Scientists at UMass Medical School have developed a new technology for manipulating gene expression in human pluripotent stem cells (hPSC). Published in the journal Development, the breakthrough will allow researchers to dissect the underlying mechanisms of human stem cell differentiation and may lead to new avenues for directing development of cell types.
“The ability to control stem cell differentiation holds enormous potential for researchers studying patient-specific disease models and could advance development of new therapeutics for autoimmune diseases such as type 1 diabetes,” said Rene Maehr, PhD, assistant professor of molecular medicine and lead author of the study.
Using a natural defense system found in bacteria called clustered regularly interspaced short palindromic repeats, or CRISPR for short, researchers have shown it’s possible to adapt this programmable system to deliver transcription effectors that positively or negatively regulate gene expression to specific target genes in human pluripotent stem cells without altering the underlying genome.

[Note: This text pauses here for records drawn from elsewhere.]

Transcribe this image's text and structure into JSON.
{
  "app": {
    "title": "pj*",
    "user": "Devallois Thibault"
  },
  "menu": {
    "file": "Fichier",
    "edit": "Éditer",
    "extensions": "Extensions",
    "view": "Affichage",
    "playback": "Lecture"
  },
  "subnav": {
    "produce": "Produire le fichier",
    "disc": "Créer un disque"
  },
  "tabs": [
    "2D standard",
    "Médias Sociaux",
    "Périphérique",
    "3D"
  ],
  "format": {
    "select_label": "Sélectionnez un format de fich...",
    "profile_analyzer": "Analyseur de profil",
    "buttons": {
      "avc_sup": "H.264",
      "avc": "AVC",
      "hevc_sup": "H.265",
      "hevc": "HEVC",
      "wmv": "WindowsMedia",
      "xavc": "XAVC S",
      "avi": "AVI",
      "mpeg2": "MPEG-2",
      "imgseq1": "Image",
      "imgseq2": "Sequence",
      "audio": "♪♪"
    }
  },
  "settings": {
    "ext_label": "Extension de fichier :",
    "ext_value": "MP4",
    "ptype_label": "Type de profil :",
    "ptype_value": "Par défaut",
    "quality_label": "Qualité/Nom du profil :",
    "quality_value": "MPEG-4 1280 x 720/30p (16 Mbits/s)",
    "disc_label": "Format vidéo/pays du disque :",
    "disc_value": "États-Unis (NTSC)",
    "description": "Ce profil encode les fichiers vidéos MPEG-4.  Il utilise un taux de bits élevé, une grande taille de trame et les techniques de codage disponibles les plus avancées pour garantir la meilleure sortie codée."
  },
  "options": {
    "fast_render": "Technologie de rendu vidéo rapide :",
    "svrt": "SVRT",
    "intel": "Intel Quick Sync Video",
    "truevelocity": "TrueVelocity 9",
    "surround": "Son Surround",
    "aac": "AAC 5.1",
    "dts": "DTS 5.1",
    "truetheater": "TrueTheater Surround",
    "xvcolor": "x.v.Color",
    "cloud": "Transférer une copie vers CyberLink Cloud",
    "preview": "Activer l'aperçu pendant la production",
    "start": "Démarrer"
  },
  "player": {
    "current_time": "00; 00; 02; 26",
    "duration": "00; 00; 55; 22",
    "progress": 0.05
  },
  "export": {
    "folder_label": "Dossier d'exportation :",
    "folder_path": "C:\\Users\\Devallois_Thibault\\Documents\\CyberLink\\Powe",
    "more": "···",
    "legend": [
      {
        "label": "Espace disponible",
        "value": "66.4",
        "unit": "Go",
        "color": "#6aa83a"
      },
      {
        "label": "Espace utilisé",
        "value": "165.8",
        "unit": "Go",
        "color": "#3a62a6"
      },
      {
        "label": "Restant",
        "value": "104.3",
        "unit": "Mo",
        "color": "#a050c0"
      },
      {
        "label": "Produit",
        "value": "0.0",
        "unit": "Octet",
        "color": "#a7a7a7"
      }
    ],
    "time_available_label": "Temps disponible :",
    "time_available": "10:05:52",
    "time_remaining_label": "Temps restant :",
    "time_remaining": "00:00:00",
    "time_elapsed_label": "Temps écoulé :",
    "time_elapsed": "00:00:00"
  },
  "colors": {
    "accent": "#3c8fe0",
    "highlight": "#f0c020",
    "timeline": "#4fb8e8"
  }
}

CRISPR is a kind of adaptive immune system found in archaea and bacteria. It provides resistance to potential invaders, such as plasmids and phages, by recognizing and cleaving foreign genetic elements in a manner similar to how RNAi works in humans and other animals to turn off gene expression. In 2012, it was shown that CRISPR components programmed by RNA guides can deliver effector domains to specific human genes in order to activate or deactivate them.
Dr. Maehr and collaborator Scot Wolfe, PhD, associate professor of biochemistry & molecular pharmacology, have developed an RNA-guided transcription effector system using CRISPR to target developmentally relevant genes and thereby alter the differentiation status of hPSCs. This breakthrough provides researchers a new, rapid method for identifying gene networks that govern the development of stem cells into specific, mature cell types. Ultimately, Maehr and colleagues believe this system can be used to turn hPSCs into clinically relevant cell types such as pancreatic beta cells and thymic epithelial cells, an ability that until now was out of reach.
“This system now provides a much needed platform for investigating the underlying regulators governing cell differentiation decisions, which can then be used to guide development of patient-specific stem cells into clinically relevant cell types,” said Maehr, who studies type 1 diabetes and autoimmune disorders,. “In the long run, this could open the door to personalized disease models and human stem cell-based therapies.”
“Coupling targeted gene regulatory tools with pluripotent stem cell technology, as demonstrated in our study, will open new avenues for the development of cell-based therapeutics to directly address the unmet needs of a number of patient populations with complex diseases,” said Dr. Wolfe. “We are encouraged by the potential for the CRISPR-based gene regulatory system to allow for the precise manipulation of gene expression in stem cell populations, which should facilitate the discovery of key regulators of cell differentiation needed to generate cell populations that are absent or defective in specific diseases.”
The research was supported by the National Institutes of Health (NIH), the Helmsley Charitable Trust and the Glass Family Charitable Foundation.